Hi Simon,

On 5/26/25 10:35 AM, Simon Glass wrote:
Hi Quentin,

On Mon, 26 May 2025 at 08:48, Quentin Schulz <quentin.sch...@cherry.de> wrote:

Hi Simon,

On 5/24/25 7:42 AM, Simon Glass wrote:
Update this command to use a -c flag rather than a special 'clear'
argument.


I don't see the commit which adds the clear command to either master or
next branch, so maybe just fix that in the original commit before
sending a pull request instead of via fixups?

Tom rejected that series (or 'changes requested' to be specific). I
added it to my tree in merge-request 68:

d93f42d6e3d bootstd: Provide a command to select the bootdev order


If changes are required to merge the merge request and considering that you are the owner of both the patch being fixed up and the merge request, maybe sending a vN+1 instead of fixups would make sense? Especially if you haven't sent the "applied" mails like you say below?

I would rather avoid reviewing patches on top of commits that may never make it to the main tree.


Did I miss something instead maybe?

I didn't send out my 'applied' emails for this series, so it was
silently applied to my tree, so far as the mailing list was concerned.
Tom wants me to operate my tree silently so I don't always send the
emails...


I don't want to pour fuel on the fire but this whole ordeal between you and Tom needs to be sorted out, I'm essentially not even looking at any of your patches anymore even when I'm in Cc/To. From an outsider PoV, the situation is confusing and frustrating.
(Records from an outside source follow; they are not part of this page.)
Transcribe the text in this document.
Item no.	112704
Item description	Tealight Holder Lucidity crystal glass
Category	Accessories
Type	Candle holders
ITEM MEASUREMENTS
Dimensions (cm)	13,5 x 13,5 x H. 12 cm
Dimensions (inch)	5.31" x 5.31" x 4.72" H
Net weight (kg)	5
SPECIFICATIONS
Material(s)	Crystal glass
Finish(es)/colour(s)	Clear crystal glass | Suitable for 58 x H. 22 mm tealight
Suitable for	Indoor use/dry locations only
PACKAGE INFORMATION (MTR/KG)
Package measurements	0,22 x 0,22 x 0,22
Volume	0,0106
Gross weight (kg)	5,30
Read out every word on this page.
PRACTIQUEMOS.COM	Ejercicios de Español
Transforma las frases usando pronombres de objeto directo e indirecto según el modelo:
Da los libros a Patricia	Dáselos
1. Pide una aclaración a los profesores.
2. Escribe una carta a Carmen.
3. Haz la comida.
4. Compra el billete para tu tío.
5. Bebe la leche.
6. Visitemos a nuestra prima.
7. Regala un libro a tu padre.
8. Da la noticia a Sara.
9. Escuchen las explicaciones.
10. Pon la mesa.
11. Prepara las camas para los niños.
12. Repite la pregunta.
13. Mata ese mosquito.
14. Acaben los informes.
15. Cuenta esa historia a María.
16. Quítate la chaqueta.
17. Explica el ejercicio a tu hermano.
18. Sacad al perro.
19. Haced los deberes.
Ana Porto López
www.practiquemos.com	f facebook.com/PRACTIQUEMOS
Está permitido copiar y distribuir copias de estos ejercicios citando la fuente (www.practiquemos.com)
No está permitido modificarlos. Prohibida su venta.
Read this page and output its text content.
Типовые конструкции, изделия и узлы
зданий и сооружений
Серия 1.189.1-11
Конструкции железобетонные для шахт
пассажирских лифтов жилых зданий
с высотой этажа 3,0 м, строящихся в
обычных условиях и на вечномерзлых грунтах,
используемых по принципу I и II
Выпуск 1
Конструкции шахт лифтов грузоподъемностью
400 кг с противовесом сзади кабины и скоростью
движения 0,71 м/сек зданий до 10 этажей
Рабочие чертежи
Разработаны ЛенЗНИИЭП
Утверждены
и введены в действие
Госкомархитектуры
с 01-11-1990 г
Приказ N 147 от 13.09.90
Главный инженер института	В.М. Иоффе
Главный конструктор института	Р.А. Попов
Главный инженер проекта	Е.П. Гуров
Please do not take this as an invitation to include me in the "fights". Nobody likes to see arguments lasting months even if they are not part of it. "Fights" may sometimes be necessary and healthy for a project but this has become anxiety-provoking to me, hence my reluctance to look at any thread you both are part of. I also want to be able to again trust that the few reviews I occasionally make on the mailing list are useful because they are for patches that have a chance of being merged and based on code that was merged or soon to be merged (in a maintainer tree with high chances of being merged in a subsequent merge request to the main tree).